Sanity check after NASH hackathon.
Yea it learns distortion nearly perfectly. This is essentially the same as the time align notebook, only with distortion
%pip install -Uqq pip
# Next line only executes on Colab. Colab users: Please enable GPU in Edit > Notebook settings
! [ -e /content ] && pip install -Uqq fastai git+https://github.com/drscotthawley/fastproaudio.git
# Additional installs for this tutorial
%pip install -q fastai_minima torchsummary pyzenodo3 wandb
# Install micro-tcn and auraloss packages (from source, will take a little while)

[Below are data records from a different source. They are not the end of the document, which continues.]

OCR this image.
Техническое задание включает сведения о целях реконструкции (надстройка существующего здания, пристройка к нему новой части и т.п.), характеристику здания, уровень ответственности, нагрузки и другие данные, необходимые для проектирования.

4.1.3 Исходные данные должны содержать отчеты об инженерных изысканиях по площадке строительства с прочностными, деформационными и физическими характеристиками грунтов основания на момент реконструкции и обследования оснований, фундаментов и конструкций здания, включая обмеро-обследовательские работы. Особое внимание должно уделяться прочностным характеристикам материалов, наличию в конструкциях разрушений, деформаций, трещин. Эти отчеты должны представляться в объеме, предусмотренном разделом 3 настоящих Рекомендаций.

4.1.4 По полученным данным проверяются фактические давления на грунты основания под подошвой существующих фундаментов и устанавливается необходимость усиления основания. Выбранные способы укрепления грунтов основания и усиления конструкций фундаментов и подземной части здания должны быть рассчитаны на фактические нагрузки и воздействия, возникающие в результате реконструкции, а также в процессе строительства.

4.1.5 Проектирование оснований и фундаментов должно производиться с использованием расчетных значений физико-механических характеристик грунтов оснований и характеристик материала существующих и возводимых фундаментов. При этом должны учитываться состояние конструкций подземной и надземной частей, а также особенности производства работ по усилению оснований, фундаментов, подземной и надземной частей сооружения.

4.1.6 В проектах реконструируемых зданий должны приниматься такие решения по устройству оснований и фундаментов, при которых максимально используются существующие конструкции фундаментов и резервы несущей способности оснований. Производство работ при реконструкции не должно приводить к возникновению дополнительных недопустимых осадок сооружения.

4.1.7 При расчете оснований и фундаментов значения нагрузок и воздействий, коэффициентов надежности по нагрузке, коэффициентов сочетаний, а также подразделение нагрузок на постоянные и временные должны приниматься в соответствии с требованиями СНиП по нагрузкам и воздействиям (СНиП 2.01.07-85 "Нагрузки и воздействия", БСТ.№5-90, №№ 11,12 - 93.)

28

%pip install -q wheel --ignore-requires-python git+https://github.com/csteinmetz1/micro-tcn.git git+https://github.com/csteinmetz1/auraloss
# After this cell finishes, restart the kernel and continue below
from fastai.vision.all import *
from fastai.text.all import *
from fastai.callback.fp16 import *
import wandb
from fastai.callback.wandb import *
import torch
import torchaudio
import torchaudio.functional as F
import torchaudio.transforms as T
from IPython.display import Audio
import matplotlib.pyplot as plt
import torchsummary
from fastproaudio.core import *
from pathlib import Path
import glob
import json
import re
import warnings
# mel-spectrogram plot keeps throwing matplotlib deprecation warnings
warnings.filterwarnings( "ignore", module = "librosa\..*" )
data_dir = '/home/shawley/datasets/pb_dist' # Jacob made this, SHH fixed it up a bit
path = Path(data_dir)
fnames_in = sorted(glob.glob(str(path)+'/*/input*'))
fnames_targ = sorted(glob.glob(str(path)+'/*/*targ*'))
ind = np.random.randint(len(fnames_in)) # pick one spot in the list of files
fnames_in[ind], fnames_targ[ind]
Input audio
input, sample_rate = torchaudio.load(fnames_in[ind])
print("sample_rate = ",sample_rate)
show_audio(input, sample_rate)